Answer
The center and radius of a circle from its equation ${{x}^{2}}+{{y}^{2}}-4x+2y-4=0$ is $\left( 2,-1 \right)$ and 3 respectively. The domain of the graph of the circle is $\left[ -1,5 \right]$, and the range of the graph of the circle is $\left[ -4,2 \right]$.
Work Step by Step
It is known that he standard equation of a circle that has radius $r$ and center $\left( h,k \right)$ is given by:
${{\left( x-h \right)}^{2}}+{{\left( y-k \right)}^{2}}={{r}^{2}}$ (I)
Rewrite the equation in the form of the standard equation of a circle as shown below:
Rearrange the given equation and factorize:
$\begin{align}
& {{x}^{2}}-4x+{{y}^{2}}+2y-4=0 \\
& {{x}^{2}}-4x+-2+{{y}^{2}}+2y-2=0 \\
& {{x}^{2}}-4x+4+{{y}^{2}}+2y+1-4-1-4=0
\end{align}$
Use the identity ${{a}^{2}}-2ab+{{b}^{2}}={{\left( a-b \right)}^{2}}$ to factorize the equation:
$\begin{align}
& {{x}^{2}}-4x+4+{{y}^{2}}+2y+1=4+1+4 \\
& {{\left( x-2 \right)}^{2}}+{{\left( y+1 \right)}^{2}}=9
\end{align}$
${{\left( x-2 \right)}^{2}}+{{\left( y-\left( -1 \right) \right)}^{2}}={{3}^{2}}$ (II)
Compare equations (I) and (II) to find the value of h, k and r:
Here, $h=2,k=-1,r=3$
So, the center of the circle will be $\left( h,k \right)=\left( 2,-1 \right)$ and its radius will be $r=3$.
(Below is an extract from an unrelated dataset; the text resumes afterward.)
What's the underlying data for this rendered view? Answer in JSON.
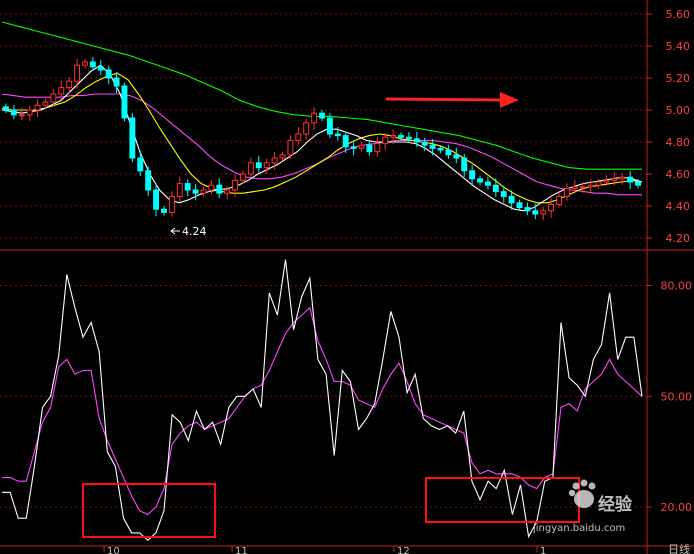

It can be seen from the graph that the $x$ values can take values from –1 to 5 and $y$ values are also within the range –4 to 2.
Hence, the domain and range of this circle are $\left[ -1,5 \right]\text{ and }\left[ -4,2 \right]$, respectively.
Hence, the coordinate for the center of the circle is $\left( 2,-1 \right)$ and its radius is 3. The domain is $\left[ -1,5 \right]$ and the range is $\left[ -4,2 \right]$.